Wenn sich eine Anforderungsbearbeitungseigenschaft ändert, kann ein Objekt den Client fragen, ob diese Änderung zulässig ist. Das -Objekt ruft OnRequestEdit auf und überträgt die DISPID der in Frage gestellten Eigenschaft (oder DISPID _ UNKNOWN, um alle Eigenschaften zu identifizieren). Die Senke des Clients gibt S OK zurück, um anzugeben, dass die Änderung zulässig ist, oder S FALSE (oder ein Fehler), um anzugeben, dass _ die Änderung nicht zulässig _ ist. Wenn ein Objekt OnRequestEdit aufruft, muss es den Wünschen des Clients folgen, indem die genaue Semantik der Rückgabewerte S OK und _ S FALSE befolgt _ wird.
Beachten Sie, dass OnRequestEdit nicht für die Datenüberprüfung verwendet werden kann, da zum Zeitpunkt des Aufrufs der neue Wert der -Eigenschaft noch nicht verfügbar ist. Die Benachrichtigung kann nur verwendet werden, um einen schreibgeschützten Zustand für eine Eigenschaft zu steuern.

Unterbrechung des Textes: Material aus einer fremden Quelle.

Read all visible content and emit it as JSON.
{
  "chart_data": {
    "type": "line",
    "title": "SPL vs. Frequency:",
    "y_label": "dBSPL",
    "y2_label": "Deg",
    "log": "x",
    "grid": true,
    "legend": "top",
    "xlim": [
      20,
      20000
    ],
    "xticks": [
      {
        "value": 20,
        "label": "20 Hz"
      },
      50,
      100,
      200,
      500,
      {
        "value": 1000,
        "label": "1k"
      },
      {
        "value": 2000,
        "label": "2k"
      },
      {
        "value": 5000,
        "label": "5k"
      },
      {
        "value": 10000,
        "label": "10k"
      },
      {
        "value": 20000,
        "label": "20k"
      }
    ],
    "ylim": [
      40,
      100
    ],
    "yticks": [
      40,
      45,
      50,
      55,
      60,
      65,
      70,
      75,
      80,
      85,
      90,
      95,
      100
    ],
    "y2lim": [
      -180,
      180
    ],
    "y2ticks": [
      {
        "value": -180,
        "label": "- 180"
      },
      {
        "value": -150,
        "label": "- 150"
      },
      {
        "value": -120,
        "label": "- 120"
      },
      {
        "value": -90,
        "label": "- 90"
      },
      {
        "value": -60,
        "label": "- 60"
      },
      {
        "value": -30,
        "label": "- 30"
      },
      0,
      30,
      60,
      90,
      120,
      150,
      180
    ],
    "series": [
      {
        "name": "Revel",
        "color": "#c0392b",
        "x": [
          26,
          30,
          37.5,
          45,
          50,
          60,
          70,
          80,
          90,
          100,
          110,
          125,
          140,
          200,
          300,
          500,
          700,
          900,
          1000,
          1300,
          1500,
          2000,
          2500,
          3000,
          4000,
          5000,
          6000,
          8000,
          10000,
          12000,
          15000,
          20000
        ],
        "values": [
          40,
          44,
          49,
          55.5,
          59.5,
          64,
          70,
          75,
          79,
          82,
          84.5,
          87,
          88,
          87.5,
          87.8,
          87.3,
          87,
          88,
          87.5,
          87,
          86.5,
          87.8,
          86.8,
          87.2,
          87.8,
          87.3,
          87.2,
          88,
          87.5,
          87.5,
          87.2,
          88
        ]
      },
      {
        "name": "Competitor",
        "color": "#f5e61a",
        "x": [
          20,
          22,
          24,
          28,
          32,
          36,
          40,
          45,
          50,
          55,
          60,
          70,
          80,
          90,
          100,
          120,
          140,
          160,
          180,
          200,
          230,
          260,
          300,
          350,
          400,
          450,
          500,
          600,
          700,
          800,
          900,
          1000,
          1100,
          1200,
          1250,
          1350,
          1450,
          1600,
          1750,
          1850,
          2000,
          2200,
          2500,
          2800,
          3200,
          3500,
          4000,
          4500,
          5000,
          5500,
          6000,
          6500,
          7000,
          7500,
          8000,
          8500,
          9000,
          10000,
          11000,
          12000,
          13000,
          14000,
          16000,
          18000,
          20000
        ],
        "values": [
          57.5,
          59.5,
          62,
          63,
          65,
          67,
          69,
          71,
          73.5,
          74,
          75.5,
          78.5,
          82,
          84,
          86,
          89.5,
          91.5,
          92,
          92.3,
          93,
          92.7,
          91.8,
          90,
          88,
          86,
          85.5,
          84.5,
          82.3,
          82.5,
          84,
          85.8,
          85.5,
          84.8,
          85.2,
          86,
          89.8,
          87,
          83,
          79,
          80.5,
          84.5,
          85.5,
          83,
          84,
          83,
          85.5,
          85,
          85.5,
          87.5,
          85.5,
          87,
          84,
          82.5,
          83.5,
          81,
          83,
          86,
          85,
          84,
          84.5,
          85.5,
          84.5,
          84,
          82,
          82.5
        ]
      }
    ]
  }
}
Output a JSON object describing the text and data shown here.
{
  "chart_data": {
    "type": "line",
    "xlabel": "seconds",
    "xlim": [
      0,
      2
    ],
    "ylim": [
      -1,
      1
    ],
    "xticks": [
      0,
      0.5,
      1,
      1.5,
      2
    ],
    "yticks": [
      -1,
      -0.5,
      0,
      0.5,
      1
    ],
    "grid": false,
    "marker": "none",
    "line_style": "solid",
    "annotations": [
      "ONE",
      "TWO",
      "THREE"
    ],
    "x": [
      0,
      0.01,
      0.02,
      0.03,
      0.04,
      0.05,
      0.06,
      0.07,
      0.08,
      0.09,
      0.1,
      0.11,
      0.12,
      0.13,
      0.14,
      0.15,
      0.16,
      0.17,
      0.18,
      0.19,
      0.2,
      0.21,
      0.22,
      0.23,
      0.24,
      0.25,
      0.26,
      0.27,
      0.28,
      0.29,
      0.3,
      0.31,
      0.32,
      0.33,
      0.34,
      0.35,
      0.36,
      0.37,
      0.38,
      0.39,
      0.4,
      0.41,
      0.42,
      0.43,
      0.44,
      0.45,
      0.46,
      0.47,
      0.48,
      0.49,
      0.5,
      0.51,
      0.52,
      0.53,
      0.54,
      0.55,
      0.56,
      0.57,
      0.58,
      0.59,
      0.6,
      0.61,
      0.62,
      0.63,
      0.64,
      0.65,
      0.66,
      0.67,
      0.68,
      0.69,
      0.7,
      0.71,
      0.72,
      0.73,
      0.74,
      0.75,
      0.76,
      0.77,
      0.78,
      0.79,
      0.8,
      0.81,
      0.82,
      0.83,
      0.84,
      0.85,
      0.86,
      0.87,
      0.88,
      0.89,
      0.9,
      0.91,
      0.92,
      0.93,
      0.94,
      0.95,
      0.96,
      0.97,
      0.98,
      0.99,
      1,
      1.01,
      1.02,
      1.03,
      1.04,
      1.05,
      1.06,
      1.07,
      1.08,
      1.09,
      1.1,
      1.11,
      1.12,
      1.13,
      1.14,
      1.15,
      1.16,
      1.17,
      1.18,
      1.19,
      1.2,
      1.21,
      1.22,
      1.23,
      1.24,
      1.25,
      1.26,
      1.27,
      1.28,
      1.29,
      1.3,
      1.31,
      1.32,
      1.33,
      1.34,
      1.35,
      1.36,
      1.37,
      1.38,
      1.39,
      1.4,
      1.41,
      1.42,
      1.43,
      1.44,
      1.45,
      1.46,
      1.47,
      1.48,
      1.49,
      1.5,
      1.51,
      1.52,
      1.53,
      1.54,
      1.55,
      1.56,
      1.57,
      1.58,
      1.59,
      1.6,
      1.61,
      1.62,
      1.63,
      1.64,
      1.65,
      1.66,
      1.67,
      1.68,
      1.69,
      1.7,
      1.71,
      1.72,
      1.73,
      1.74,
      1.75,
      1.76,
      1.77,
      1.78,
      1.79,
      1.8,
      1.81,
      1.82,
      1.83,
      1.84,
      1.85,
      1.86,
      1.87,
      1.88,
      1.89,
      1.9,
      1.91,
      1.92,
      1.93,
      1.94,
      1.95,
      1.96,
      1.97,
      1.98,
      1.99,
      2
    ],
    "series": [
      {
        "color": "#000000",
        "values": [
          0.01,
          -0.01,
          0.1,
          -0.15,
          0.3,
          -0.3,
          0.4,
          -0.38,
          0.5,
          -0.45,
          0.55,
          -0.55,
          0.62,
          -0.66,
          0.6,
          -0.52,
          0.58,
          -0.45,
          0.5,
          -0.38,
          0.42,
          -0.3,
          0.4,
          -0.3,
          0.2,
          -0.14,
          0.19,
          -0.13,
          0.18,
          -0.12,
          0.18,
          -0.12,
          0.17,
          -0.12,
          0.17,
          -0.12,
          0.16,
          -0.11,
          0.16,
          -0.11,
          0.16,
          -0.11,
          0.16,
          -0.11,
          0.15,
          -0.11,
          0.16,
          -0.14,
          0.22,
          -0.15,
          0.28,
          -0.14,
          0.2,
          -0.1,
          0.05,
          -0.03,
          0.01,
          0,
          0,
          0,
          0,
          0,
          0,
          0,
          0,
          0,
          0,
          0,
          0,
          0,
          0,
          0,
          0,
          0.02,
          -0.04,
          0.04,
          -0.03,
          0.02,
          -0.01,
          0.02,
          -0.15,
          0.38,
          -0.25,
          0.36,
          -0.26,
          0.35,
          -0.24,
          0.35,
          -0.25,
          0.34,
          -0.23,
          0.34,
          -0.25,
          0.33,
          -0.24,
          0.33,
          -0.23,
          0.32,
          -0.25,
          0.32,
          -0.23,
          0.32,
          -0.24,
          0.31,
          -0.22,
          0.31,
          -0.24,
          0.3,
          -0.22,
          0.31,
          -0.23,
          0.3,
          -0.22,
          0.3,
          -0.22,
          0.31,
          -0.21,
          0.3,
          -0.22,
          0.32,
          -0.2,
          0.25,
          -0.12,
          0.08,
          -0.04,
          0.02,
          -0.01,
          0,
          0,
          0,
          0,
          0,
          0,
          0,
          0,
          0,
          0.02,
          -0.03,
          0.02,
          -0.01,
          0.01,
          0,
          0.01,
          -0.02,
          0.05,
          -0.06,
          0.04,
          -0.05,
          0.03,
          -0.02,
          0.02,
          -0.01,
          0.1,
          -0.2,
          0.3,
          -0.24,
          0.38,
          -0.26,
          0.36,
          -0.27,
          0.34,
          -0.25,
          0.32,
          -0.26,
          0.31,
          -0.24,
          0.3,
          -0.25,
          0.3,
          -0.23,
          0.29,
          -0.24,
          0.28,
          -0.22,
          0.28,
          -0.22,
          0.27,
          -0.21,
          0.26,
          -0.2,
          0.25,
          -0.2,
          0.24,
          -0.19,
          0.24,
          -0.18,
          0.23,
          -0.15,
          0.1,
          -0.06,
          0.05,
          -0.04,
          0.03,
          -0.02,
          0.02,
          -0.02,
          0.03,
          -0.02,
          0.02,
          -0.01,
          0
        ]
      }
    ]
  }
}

Objekte steuern, welche Eigenschaften bindbar sind, fordern eine Bearbeitung an und markieren solche Eigenschaften in den Typinformationen des Objekts. In den Typinformationen markiert das bindbare Attribut eine Eigenschaft als unterstützend für OnChanged. Das Attribut requestedit markiert eine Eigenschaft als unterstützend für OnRequestEdit.
Eine Eigenschaft kann beide Verhaltensweisen unterstützen, in diesem Fall wird OnRequestEdit zuerst aufgerufen, und nur wenn eine Änderung zulässig ist, wird OnChanged aufgerufen.
Die einzige Ausnahme beim Verhalten solcher Eigenschaften ist, dass keine Benachrichtigungen als Ergebnis der Initialisierungs- oder Ladevorgänge eines Objekts gesendet werden. In solchen Fällen wird davon ausgegangen, dass sich alle Eigenschaften ändern und alle geändert werden dürfen. Benachrichtigungen an diese Schnittstelle sind daher nur im Kontext eines vollständig initialisierten/geladenen Objekts sinnvoll.
Zwei weitere Attribute können auf Eigenschaften in den Typinformationen eines Objekts angewendet werden. Das defaultbind-Attribut markiert eine bindbare Eigenschaft als die Eigenschaft, die den Zustand des Objekts als Ganzes am besten darstellt. Das attribut displaybind markiert eine bindbare Eigenschaft als für die Anzeige auf der eigenen Benutzeroberfläche eines Clients geeignet.